The security measures were identical to those in a dozen closed cities—locations whose secret facilities performed covert nuclear, biological, or chemical weapons activities. They didn’t appear on any map, but they turned up in the satellite photos—far too extensive to camouflage.
In fact, the existence of these top-secret regulations at Khimgorod, a city where the Russians insisted they’d never done any offensive work, told Skylar her hunch had been right. Something nasty was going on at the Khimgorod Chemical Combine.

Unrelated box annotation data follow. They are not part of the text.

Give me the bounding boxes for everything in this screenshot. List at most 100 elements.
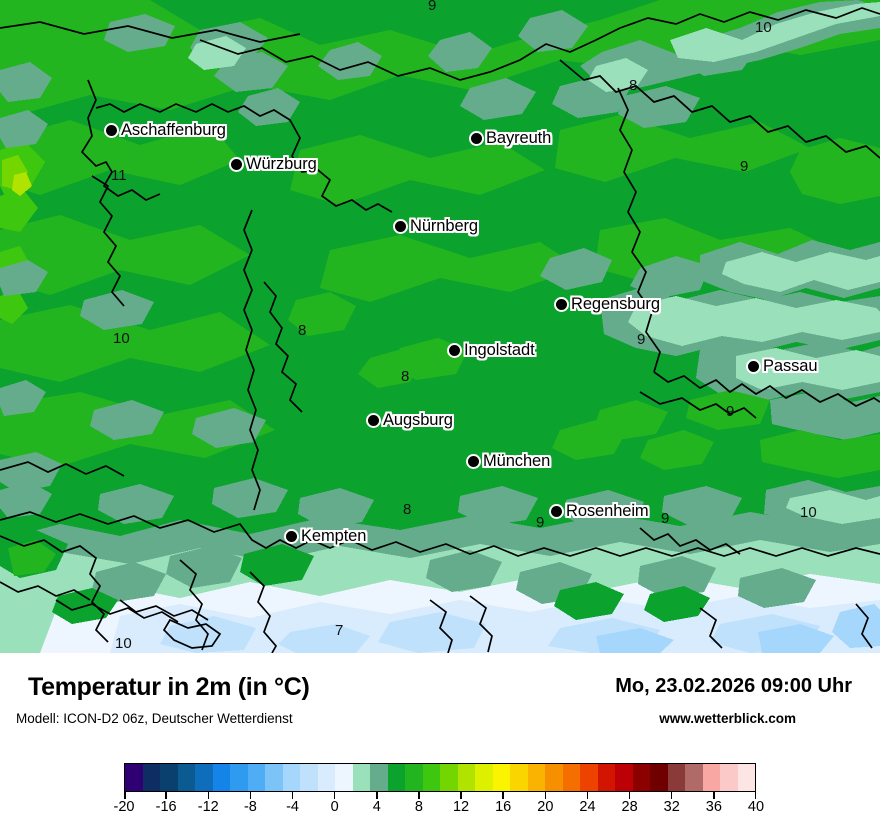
colorbar-swatch: [300, 764, 318, 791]
colorbar-tick: [628, 792, 631, 799]
colorbar-swatch: [160, 764, 178, 791]
contour-label: 9: [536, 514, 545, 531]
colorbar-gradient: [124, 763, 756, 792]
colorbar-tick: [207, 792, 210, 799]
city-marker-regensburg[interactable]: Regensburg: [554, 295, 660, 314]
colorbar-swatch: [667, 764, 685, 791]
colorbar-swatch: [720, 764, 738, 791]
colorbar-swatch: [457, 764, 475, 791]
colorbar-swatch: [510, 764, 528, 791]
city-label: Nürnberg: [410, 217, 478, 235]
contour-label: 10: [800, 504, 817, 521]
city-dot-icon: [746, 359, 761, 374]
colorbar-tick-label: 32: [663, 799, 680, 815]
city-label: Rosenheim: [566, 502, 649, 520]
colorbar-tick: [418, 792, 420, 799]
colorbar-tick: [333, 792, 336, 799]
map-raster: [0, 0, 880, 653]
colorbar-swatch: [195, 764, 213, 791]
colorbar-tick-label: 4: [372, 799, 381, 815]
colorbar-swatch: [527, 764, 545, 791]
contour-label: 9: [726, 403, 735, 420]
website-credit: www.wetterblick.com: [659, 711, 796, 726]
city-marker-nuernberg[interactable]: Nürnberg: [393, 217, 478, 236]
city-label: Regensburg: [571, 295, 660, 313]
colorbar-swatch: [230, 764, 248, 791]
colorbar-tick-label: 16: [495, 799, 512, 815]
city-marker-bayreuth[interactable]: Bayreuth: [469, 129, 551, 148]
city-label: Bayreuth: [486, 129, 552, 147]
forecast-datetime: Mo, 23.02.2026 09:00 Uhr: [615, 675, 852, 697]
colorbar-swatch: [177, 764, 195, 791]
city-label: Aschaffenburg: [121, 121, 226, 139]
city-marker-ingolstadt[interactable]: Ingolstadt: [447, 341, 535, 360]
city-label: München: [483, 452, 551, 470]
colorbar-tick: [124, 792, 126, 799]
colorbar-tick-label: 36: [705, 799, 722, 815]
contour-label: 9: [428, 0, 437, 14]
colorbar-swatch: [422, 764, 440, 791]
city-label: Kempten: [301, 527, 367, 545]
city-label: Ingolstadt: [464, 341, 535, 359]
colorbar-tick: [376, 792, 378, 799]
colorbar-swatch: [282, 764, 300, 791]
city-marker-aschaffenburg[interactable]: Aschaffenburg: [104, 121, 226, 140]
colorbar-tick-label: 12: [452, 799, 470, 815]
colorbar-swatch: [370, 764, 388, 791]
contour-label: 8: [629, 77, 638, 94]
city-dot-icon: [554, 297, 569, 312]
city-dot-icon: [366, 413, 381, 428]
city-dot-icon: [549, 504, 564, 519]
contour-label: 10: [115, 635, 132, 652]
colorbar-swatch: [562, 764, 580, 791]
colorbar-swatch: [142, 764, 160, 791]
temperature-colorbar: -20 -16 -12 -8 -4 0 4 8 12 16 20 24 28 32 36 40: [114, 763, 764, 827]
city-marker-muenchen[interactable]: München: [466, 452, 550, 471]
colorbar-ticks: [124, 792, 756, 799]
contour-label: 9: [661, 510, 670, 527]
city-marker-kempten[interactable]: Kempten: [284, 527, 366, 546]
city-marker-augsburg[interactable]: Augsburg: [366, 411, 453, 430]
footer: Temperatur in 2m (in °C) Modell: ICON-D2…: [0, 653, 880, 830]
contour-label: 11: [111, 167, 127, 184]
city-marker-wuerzburg[interactable]: Würzburg: [229, 155, 317, 174]
city-marker-passau[interactable]: Passau: [746, 357, 818, 376]
colorbar-tick: [502, 792, 504, 799]
city-dot-icon: [447, 343, 462, 358]
colorbar-tick: [586, 792, 589, 799]
colorbar-tick: [460, 792, 462, 799]
colorbar-swatch: [492, 764, 510, 791]
model-subtitle: Modell: ICON-D2 06z, Deutscher Wetterdie…: [16, 711, 293, 726]
colorbar-swatch: [387, 764, 405, 791]
colorbar-swatch: [615, 764, 633, 791]
contour-label: 10: [113, 330, 130, 347]
colorbar-swatch: [475, 764, 493, 791]
colorbar-swatch: [265, 764, 283, 791]
colorbar-tick-label: 28: [621, 799, 638, 815]
colorbar-tick-label: 0: [330, 799, 339, 815]
colorbar-swatch: [125, 764, 143, 791]
colorbar-tick: [249, 792, 252, 799]
colorbar-swatch: [212, 764, 230, 791]
temperature-map[interactable]: 9 10 8 11 9 10 8 9 8 9 8 9 9 10 10 7 Asc…: [0, 0, 880, 653]
city-label: Augsburg: [383, 411, 453, 429]
colorbar-swatch: [580, 764, 598, 791]
colorbar-tick-label: 8: [414, 799, 423, 815]
colorbar-swatch: [702, 764, 720, 791]
contour-label: 8: [298, 322, 307, 339]
contour-label: 10: [755, 19, 772, 36]
city-dot-icon: [393, 219, 408, 234]
colorbar-swatch: [685, 764, 703, 791]
city-marker-rosenheim[interactable]: Rosenheim: [549, 502, 649, 521]
city-label: Würzburg: [246, 155, 317, 173]
page-title: Temperatur in 2m (in °C): [28, 673, 310, 701]
colorbar-swatch: [440, 764, 458, 791]
colorbar-tick: [291, 792, 294, 799]
colorbar-tick: [713, 792, 715, 799]
colorbar-tick-label: -8: [243, 799, 257, 815]
city-label: Passau: [763, 357, 818, 375]
city-dot-icon: [466, 454, 481, 469]
colorbar-tick-label: -20: [113, 799, 135, 815]
colorbar-swatch: [405, 764, 423, 791]
contour-label: 9: [740, 158, 749, 175]
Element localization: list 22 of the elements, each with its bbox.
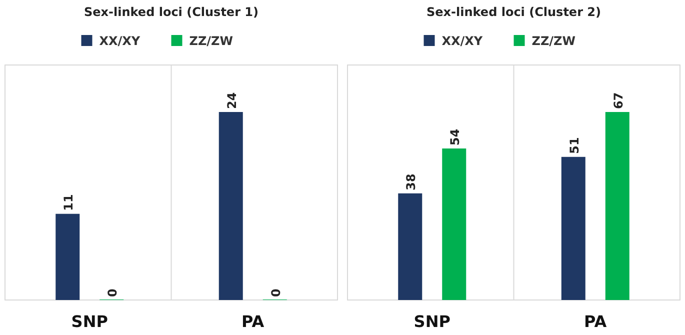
bar (398, 193, 422, 300)
chart-title: Sex-linked loci (Cluster 2) (426, 5, 601, 19)
data-label: 0 (268, 288, 283, 297)
x-tick-label: SNP (414, 312, 451, 331)
bar (605, 112, 630, 300)
legend-label: ZZ/ZW (189, 34, 233, 48)
x-tick-label: PA (242, 312, 265, 331)
x-tick-label: SNP (71, 312, 108, 331)
bar (442, 148, 466, 300)
x-tick-label: PA (584, 312, 608, 331)
data-label: 51 (567, 137, 582, 154)
legend-label: ZZ/ZW (532, 34, 576, 48)
bar (561, 156, 586, 300)
data-label: 24 (224, 92, 239, 109)
data-label: 54 (448, 128, 462, 146)
legend-label: XX/XY (99, 34, 140, 48)
data-label: 67 (611, 92, 626, 109)
data-label: 11 (62, 194, 76, 211)
chart-title: Sex-linked loci (Cluster 1) (84, 5, 258, 19)
data-label: 38 (404, 174, 418, 190)
legend-label: XX/XY (442, 34, 483, 48)
data-label: 0 (106, 288, 120, 297)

“I hope you do understand, Dr. Rossi.” Halting at the guard shanty, Nikolai Markov pivoted toward her. “Any violation of these rules will result in your deportation. In addition, you may face other… consequences. Regrettably one can never be certain, in such a provincial region, whether the local militsia will recognize diplomatic immunity—or choose to ignore it.”
“That would make my government very unhappy, Mr. Markov,” she said softly.